There is a potential cost, footprint and power savings by eliminating
unnecessary opto-electronic conversions on a signal path in a
core optical mesh network. Current networks have seen the deployment
of wavelength division multiplexing (WDM) technology, followed
more recently by the deployment of an optical transport layer
where optical crossconnects (OXCs) are connected using WDM links
.both currently deployed WDM systems and OXCs use electronics
in the signal path, thereby creating an opaque network .it is
very compelling to imagine an optical transport layer where signals
remain in the optical domain from the time the time the enter
the network until they leave the network, thereby creating a transparent
network.
To carry
out the assessment of opaque and transparent networks, we make
the following basic assumptions on the requirements for core mesh
networks:
" Network operators require a lowest cost network, not just
lowest cost network elements.
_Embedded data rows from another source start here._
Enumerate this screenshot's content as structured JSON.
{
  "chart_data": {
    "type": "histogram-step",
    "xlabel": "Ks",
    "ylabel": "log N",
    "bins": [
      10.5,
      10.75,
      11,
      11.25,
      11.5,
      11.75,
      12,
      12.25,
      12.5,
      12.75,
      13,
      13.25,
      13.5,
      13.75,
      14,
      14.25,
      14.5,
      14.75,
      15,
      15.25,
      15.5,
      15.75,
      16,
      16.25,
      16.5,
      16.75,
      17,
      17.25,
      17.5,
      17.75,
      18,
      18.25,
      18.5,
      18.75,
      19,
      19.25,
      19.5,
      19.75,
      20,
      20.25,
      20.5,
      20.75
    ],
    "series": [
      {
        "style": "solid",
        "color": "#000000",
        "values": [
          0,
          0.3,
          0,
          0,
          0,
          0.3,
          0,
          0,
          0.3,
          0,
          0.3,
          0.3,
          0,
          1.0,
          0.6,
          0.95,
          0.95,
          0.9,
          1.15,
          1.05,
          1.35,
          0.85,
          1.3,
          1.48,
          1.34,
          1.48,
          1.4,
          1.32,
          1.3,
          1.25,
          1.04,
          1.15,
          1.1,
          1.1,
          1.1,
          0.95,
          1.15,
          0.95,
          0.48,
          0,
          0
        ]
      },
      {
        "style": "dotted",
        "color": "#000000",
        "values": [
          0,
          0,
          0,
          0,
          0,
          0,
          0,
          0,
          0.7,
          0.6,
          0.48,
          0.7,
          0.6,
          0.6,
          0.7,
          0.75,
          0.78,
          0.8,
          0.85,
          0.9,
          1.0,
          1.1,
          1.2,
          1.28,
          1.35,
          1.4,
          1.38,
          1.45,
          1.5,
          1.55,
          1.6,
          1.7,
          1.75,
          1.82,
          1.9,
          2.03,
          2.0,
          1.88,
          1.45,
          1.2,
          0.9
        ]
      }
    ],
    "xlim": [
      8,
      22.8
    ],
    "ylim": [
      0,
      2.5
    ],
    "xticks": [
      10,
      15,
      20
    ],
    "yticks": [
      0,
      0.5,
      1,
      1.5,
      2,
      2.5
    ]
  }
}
For example, even though optical
may be cheaper than electrical network elements, a network without
wavelength conversions and tunable wavelength access in the optical
domain could lead to higher network cost due to inefficient capacity
usage than a network with wavelength conversions in the electrical
domain.
" A network operator must not be constrained to buy the entire
network from a single vendor.
" In order to build a dynamic, scalable and manageable backbone
network it is essential that manual configuration be eliminated
as much as possible.
" An optical switching system must be easily scalable with
low cost and and a small footprint as the network grows to many
hundreds of wavelength channels per fiber and to a speed 40 Gb/s
NETWORK ARCHITECTURES
Increased
traffic volume due to the introduction of new broadband services
is driving carriers to deployment of an optical transport layer
based on WDM. The network infrastructure of existing core networks
is currently undergoing a transformation from rings using synchronous
optical networks (SONET) add/drop multiplexers (ADMs) to mesh
topologies using OXCs. Even though the applications driving large
scale deployment of transparent optical switches are not currently
in place, and the traffic demand does not currently justify the
the use of transparent switches that are cost effective at very
high bit rates, it is possible that at some point in the future
transparent switches may be deployed in the network.,
Transparent
network architecture
The transparent
network is as shown. Since a signal from a client network element(NE),such
as a router, connected via a specific wavelength must remain on
the same wavelength when there is no wavelength conversion , only
a small size switch fabric is needed to interconnect the WDMs
and NEs in a node. This architecture also implies end-to-end bit
rate and data format transparency. Another architecture of a transparent
switch in a transparent network may include a single large fabric
instead of multiple switch matrices of small port counts. If one
is to provide flexibility, such an architecture design would require
the use of tunable lasers at the clients and wavelength conversions.